RE2020 : un report en 2022 et quelques améliorations (les demandes de la CAPEB en partie prises en comptes) !

L’entrée en application de la Réglementation environnementale (RE 2020) est finalement repoussée à 2022.

En effet, la ministre du Logement Emmanuelle Wargon a récemment annoncé un report de six mois. Ainsi, cette nouvelle réglementation s'appliquera donc à partir du 1er janvier 2022 pour les constructions neuves.

Une nouvelle satisfaisante pour le secteur du BTP qui dispose ainsi d'un délai supplémentaire de 6 mois pour se préparer à ces nouvelles dispositions environnementales et énergétiques qui constituent une véritable rupture pour la conception des bâtiments neufs. La CAPEB constate aussi que certaines de ses demandes ont été prises en compte…

La CAPEB, avec d’autres organisations professionnelles, avait fortement alerté la Ministre du Logement sur certaines dispositions du projet de RE2020, comme la méthode d’analyse en cycle de vie (dite « ACV dynamique »), son impact sur le coût des constructions ou encore sur les conséquences des choix gouvernementaux en termes de matériaux et d’énergie.


1 - Un report de six mois et quelques changements

Emmanuelle Wargon, ministre en charge du Logement, a finalement accepté de reporter de 6 mois l’entrée en vigueur de la RE2020, c’est-à-dire à compter du 1er janvier 2022 et non plus du 1er juillet 2021. En outre, les étapes prévues dans la réglementation pour réduire les seuils d’émission de carbone des matériaux sont elles aussi décalées et portées à 2025, 2028 et 2031.

De nouveaux délais qui sont une bonne nouvelle afin de permettre aux acteurs de la construction de se préparer un peu mieux.

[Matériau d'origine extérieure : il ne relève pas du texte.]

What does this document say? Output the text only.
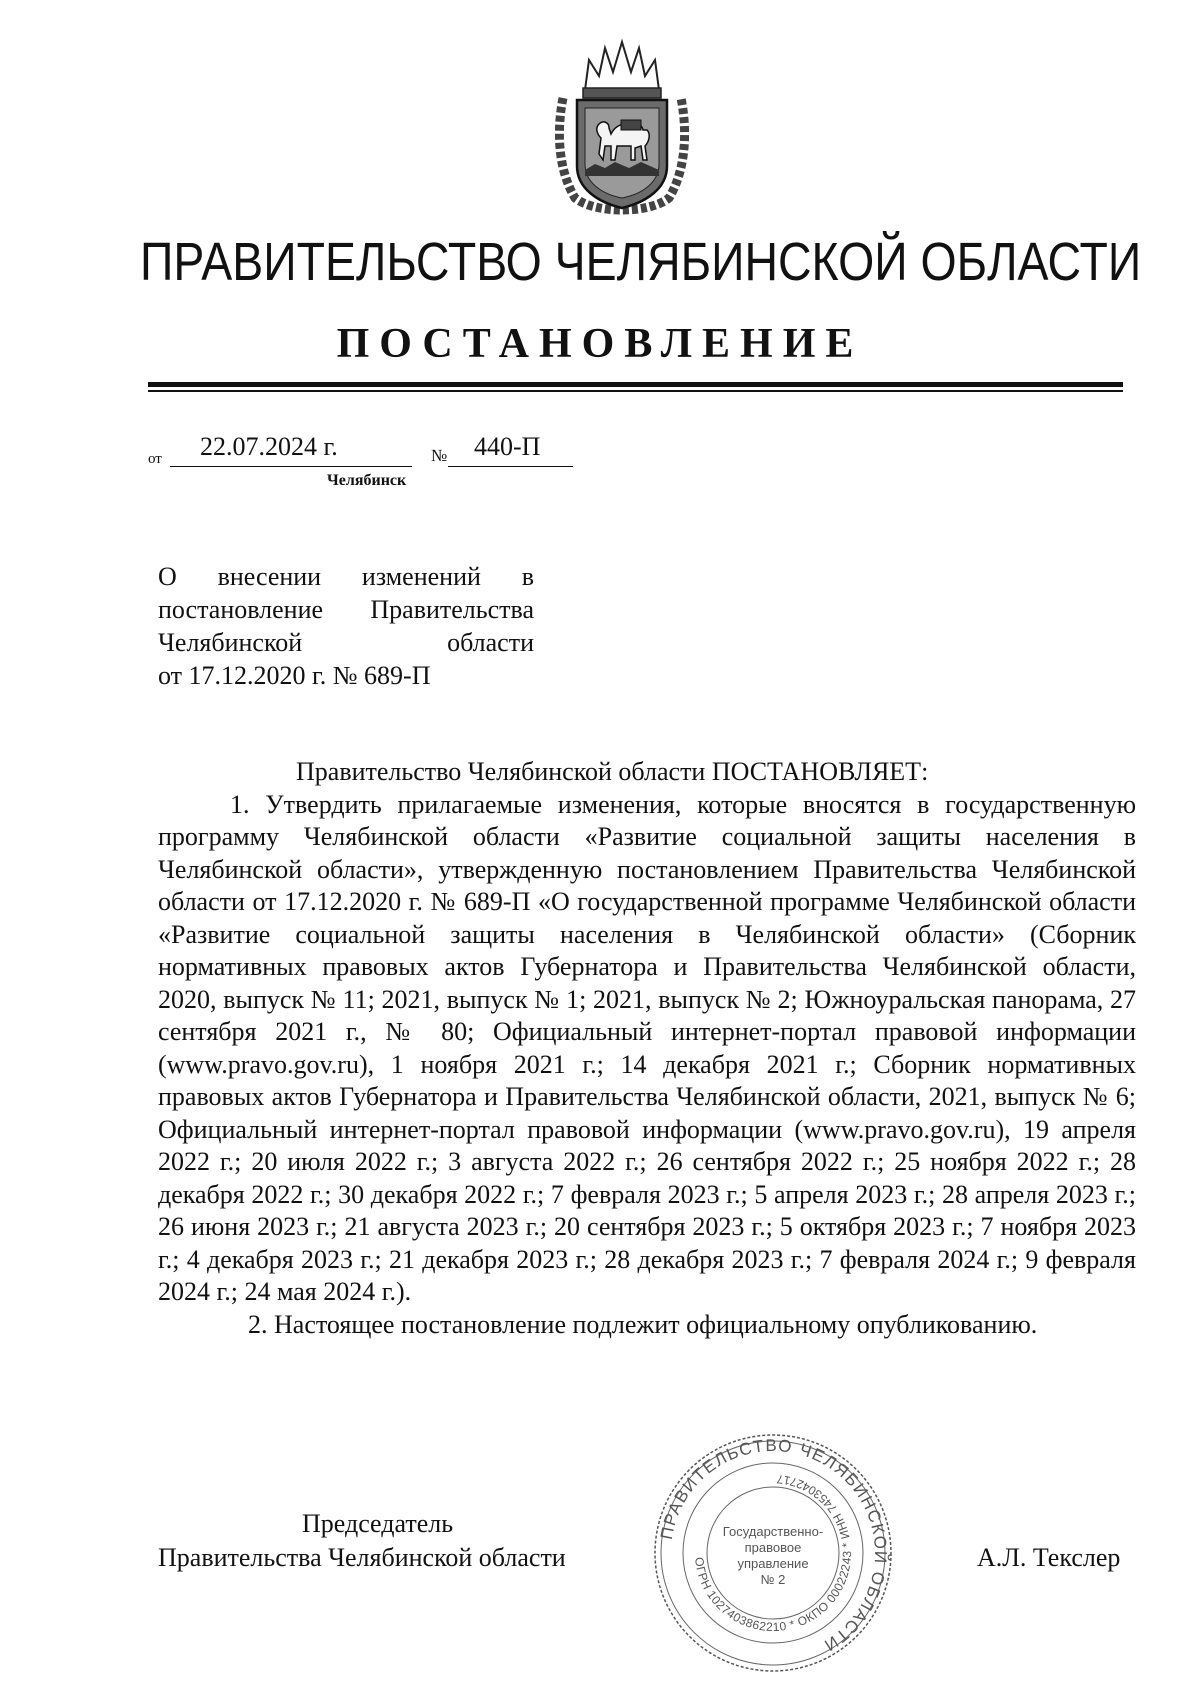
ПРАВИТЕЛЬСТВО ЧЕЛЯБИНСКОЙ ОБЛАСТИ
ПОСТАНОВЛЕНИЕ
от 22.07.2024 г.	№ 440-П
Челябинск
О внесении изменений в
постановление Правительства
Челябинской области
от 17.12.2020 г. № 689-П

Правительство Челябинской области ПОСТАНОВЛЯЕТ:

1. Утвердить прилагаемые изменения, которые вносятся в государственную программу Челябинской области «Развитие социальной защиты населения в Челябинской области», утвержденную постановлением Правительства Челябинской области от 17.12.2020 г. № 689-П «О государственной программе Челябинской области «Развитие социальной защиты населения в Челябинской области» (Сборник нормативных правовых актов Губернатора и Правительства Челябинской области, 2020, выпуск № 11; 2021, выпуск № 1; 2021, выпуск № 2; Южноуральская панорама, 27 сентября 2021 г., № 80; Официальный интернет-портал правовой информации (www.pravo.gov.ru), 1 ноября 2021 г.; 14 декабря 2021 г.; Сборник нормативных правовых актов Губернатора и Правительства Челябинской области, 2021, выпуск № 6; Официальный интернет-портал правовой информации (www.pravo.gov.ru), 19 апреля 2022 г.; 20 июля 2022 г.; 3 августа 2022 г.; 26 сентября 2022 г.; 25 ноября 2022 г.; 28 декабря 2022 г.; 30 декабря 2022 г.; 7 февраля 2023 г.; 5 апреля 2023 г.; 28 апреля 2023 г.; 26 июня 2023 г.; 21 августа 2023 г.; 20 сентября 2023 г.; 5 октября 2023 г.; 7 ноября 2023 г.; 4 декабря 2023 г.; 21 декабря 2023 г.; 28 декабря 2023 г.; 7 февраля 2024 г.; 9 февраля 2024 г.; 24 мая 2024 г.).

2. Настоящее постановление подлежит официальному опубликованию.

Председатель
Правительства Челябинской области	А.Л. Текслер
ПРАВИТЕЛЬСТВО ЧЕЛЯБИНСКОЙ ОБЛАСТИ
ОГРН 1027403862210 * ОКПО 00022243 * ИНН 7453042717
Государственно-
правовое
управление
№ 2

Emmanuelle Wargon a également tenu un discours rassurant vis-à-vis des professionnels qui ne se sentaient pas écoutés dans le cadre de la concertation. Elle a ainsi affirmé que « chaque filière aura sa place, le bois, mais aussi les matériaux géosourcés (la pierre de taille, par exemple) ainsi que la brique, le ciment et le béton si ces derniers réduisent leurs émissions de 34% d’ici à 2030 comme ils s’y sont engagés par ailleurs.

Toutefois, côté énergie, le gaz sera bien interdit dans les maisons neuves dès 2022 puis dans les immeubles en 2025 mais le biométhane ne devrait pas en être exclu.



2 - Qu’en pense la CAPEB ?

Pour la CAPEB ces nouveaux arbitrages vont dans le bon sens. Ils répondent en partie aux demandes formulées notamment sur le calendrier de mise en œuvre de la RE2020, la mise en place d’un observatoire dédié en rapport avec la clause de « revoyure » et l’introduction de dispositions transitoires concernant la possible utilisation du gaz sur des parcelles récemment viabilisées.

En revanche, d’autres mesures restent maintenues ce que la CAPEB déplore.

Le seuil maximal d’émissions de gaz à effet de serre des consommations d’énergie reste trop pénalisant en maison individuelle (le seuil de 4kg CO2/m²/an est confirmé) et aucune progressivité n’est prévue contrairement à ce qui est prévu pour les logements collectifs.

La méthode ACV « dynamique » est aussi maintenue (donnant toujours un très fort avantage au bois et aux matériaux biosourcés), tandis que la prise en compte du biogaz comme énergie renouvelable est encore floue et que l’impact de la RE2020 en termes de coûts ne fait toujours pas l’objet d’une étude d’impact précise.

 


Bon à savoir : Les textes officiels relatifs à la RE 2020 devraient être publiés d'ici l'été 2021.

La RE2020 ne s’appliquera qu’aux constructions neuves et ne concerne pas les travaux de rénovations

 


À retenir :

Points positifs :

        • Entrée en vigueur aux permis de construire des logements à compter du 1er janvier 2022
        • Calendrier d'évolution des seuils d'émission carbone : tant en logement individuel que collectif modifiés à 2025, 2028 et 2031
        • Gain de temps pour l’adaptation des filières de matériaux pour revoir leurs méthodes de fabrication pour fortement limiter l’impact environnemental de ces matériaux.


Points négatifs :

        • Pas de révision de l'Analyse du Cycle de Vie (ACV) dynamique, pourtant particulièrement critiquée
        • Interdiction du gaz dans les maisons neuves dès 2022, et en 2025 pour les immeubles, avec néanmoins une exception pour les maisons dont le permis de construire aura été déposé avant la fin 2023 et qui prévoira une desserte en gaz. La filière gaz devrait bénéficier d'un léger aménagement visant à ne pas exclure le biométhane des logements neufs.